The Senate voted Wednesday on Mr. Webb’s amendment to the defense authorization bill. The amendment aimed to cut off deployment of troops to Iraq and Afghanistan until those on leave had spent as much time at home as they had on tour. In practice, though, the bill would have extended the tours of those already overseas and left the entire military short-staffed and incapable of continuing their mission.

Mr. Webb’s bill came up short of the 60 votes needed to pass, thanks in large part to Sen. John Warner and the rest of the Republican senators who voted against the legislation. During a previous vote, Mr. Warner voted for the amendment, but after testimony from Gen. David Petraeus and Ambassador Ryan Crocker, his vote was swayed. Of Mr. Webb’s legislation he said: “I’ve been convinced by those in the professional uniform that they cannot do it, and do it in a way that wouldn’t invoke further unfairness to other soldiers now serving in Iraq.”

Mr. Webb’s attempt at championing for the troops ironically would have put them in more danger and destroyed morale. An underequipped military is a surefire path to defeat.
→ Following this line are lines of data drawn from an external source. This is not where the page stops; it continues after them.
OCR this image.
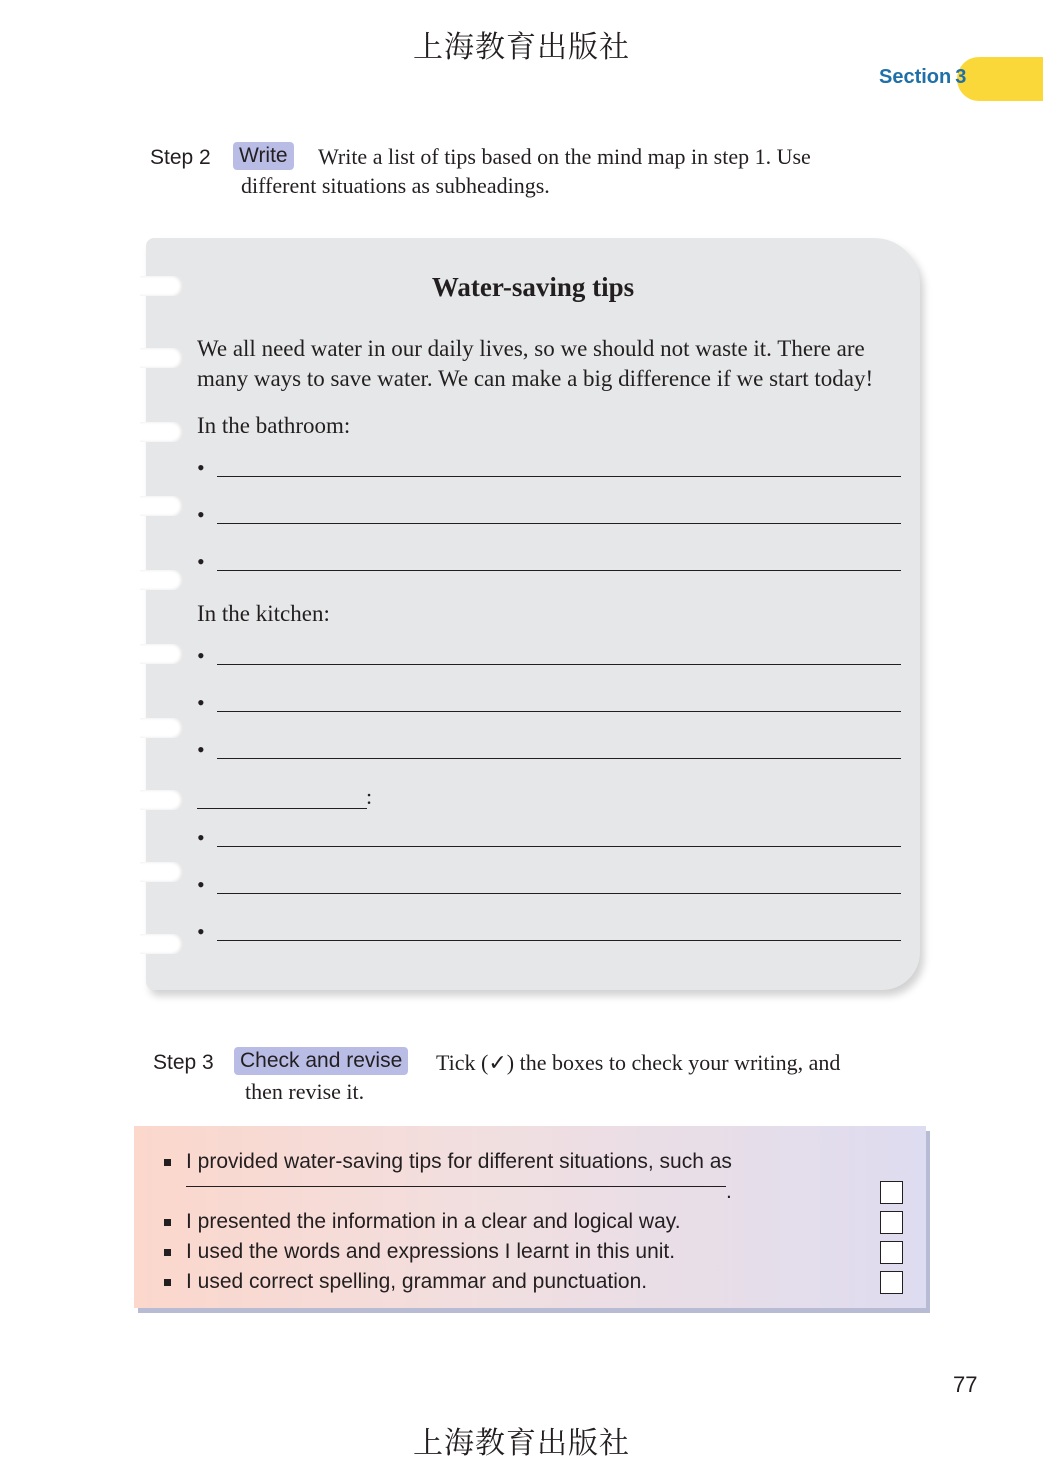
上海教育出版社
Section 3
Step 2 Write Write a list of tips based on the mind map in step 1. Use
different situations as subheadings.
Water-saving tips
We all need water in our daily lives, so we should not waste it. There are
many ways to save water. We can make a big difference if we start today!
In the bathroom:
•
•
•
In the kitchen:
•
•
•
:
•
•
•
Step 3 Check and revise Tick (✓) the boxes to check your writing, and
then revise it.
I provided water-saving tips for different situations, such as
.
I presented the information in a clear and logical way.
I used the words and expressions I learnt in this unit.
I used correct spelling, grammar and punctuation.
77
上海教育出版社
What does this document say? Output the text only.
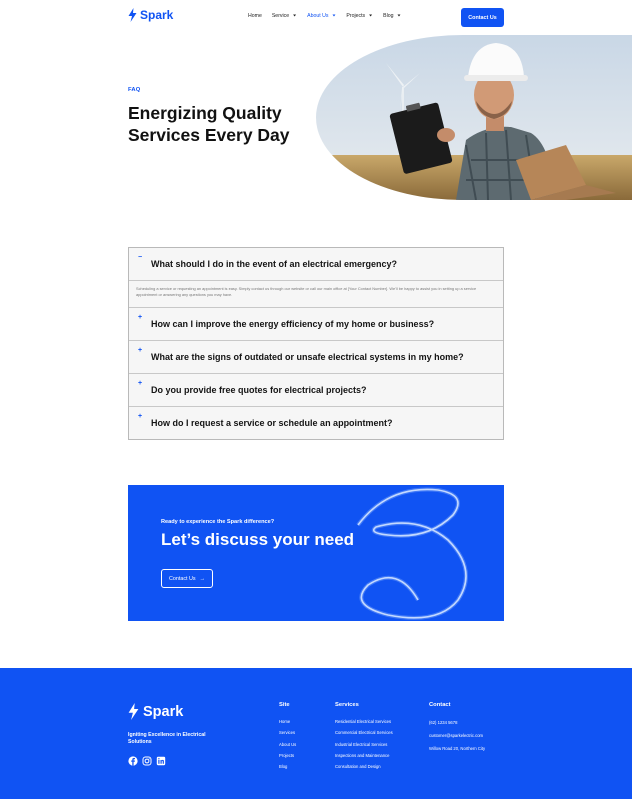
Spark	Home Service ▼ About Us ▼ Projects ▼ Blog ▼	Contact Us
FAQ
Energizing Quality Services Every Day
−
What should I do in the event of an electrical emergency?
Scheduling a service or requesting an appointment is easy. Simply contact us through our website or call our main office at [Your Contact Number]. We'll be happy to assist you in setting up a service appointment or answering any questions you may have.
+
How can I improve the energy efficiency of my home or business?
+
What are the signs of outdated or unsafe electrical systems in my home?
+
Do you provide free quotes for electrical projects?
+
How do I request a service or schedule an appointment?
Ready to experience the Spark difference?
Let’s discuss your need
Contact Us →
Spark
Igniting Excellence in Electrical Solutions
Site
Home
Services
About Us
Projects
Blog
Services
Residential Electrical Services
Commercial Electrical Services
Industrial Electrical Services
Inspections and Maintenance
Consultation and Design
Contact
(62) 1234 5678
customer@sparkelectric.com
Willow Road 20, Northern City
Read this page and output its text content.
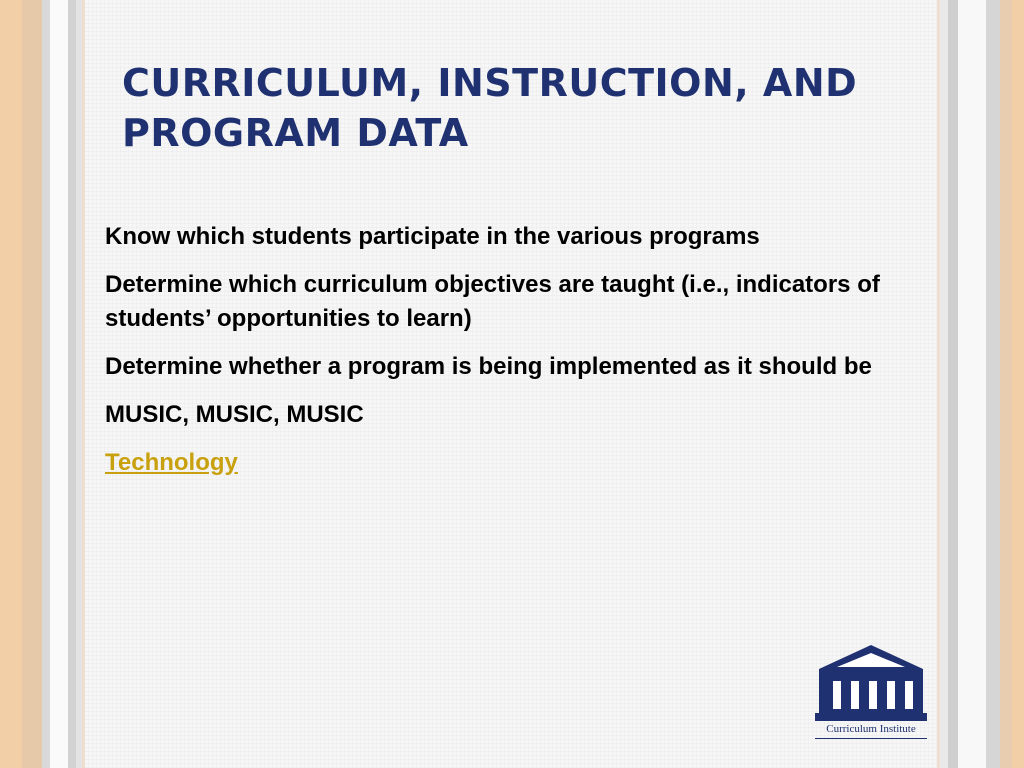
CURRICULUM, INSTRUCTION, AND PROGRAM DATA
Know which students participate in the various programs
Determine which curriculum objectives are taught (i.e., indicators of students’ opportunities to learn)
Determine whether a program is being implemented as it should be
MUSIC, MUSIC, MUSIC
Technology
Curriculum Institute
For defeating a bill sure to undermine the military, Senate Republicans are the Nobles of the week.

Knave: The group of Montgomery County parents who protested military recruiters from visiting high school campuses.

One little postcard sent dozens of Montgomery County parents into a panic. The flyer — much like the kind colleges mail out to thousands of high schoolers every day — was sent to a student at Churchill High and indicated that an Army recruiter would be visiting the campus on Tuesday. Bright and early Tuesday morning, demonstrators flocked to the school to protest.

Their concern was that the Army recruiters have access to the same information that college recruiters do. Why they find the armed forces an inferior employment option is unclear, but beyond that, they don’t have any legal right to prohibit the recruiters from visiting the campus: schools that receive federal funding must allow military recruiters to visit. As fate would have it, the recruiter had a scheduling conflict.

For trying to prohibit military recruiters from visiting public schools, the parents of Montgomery County are the Knaves of the week.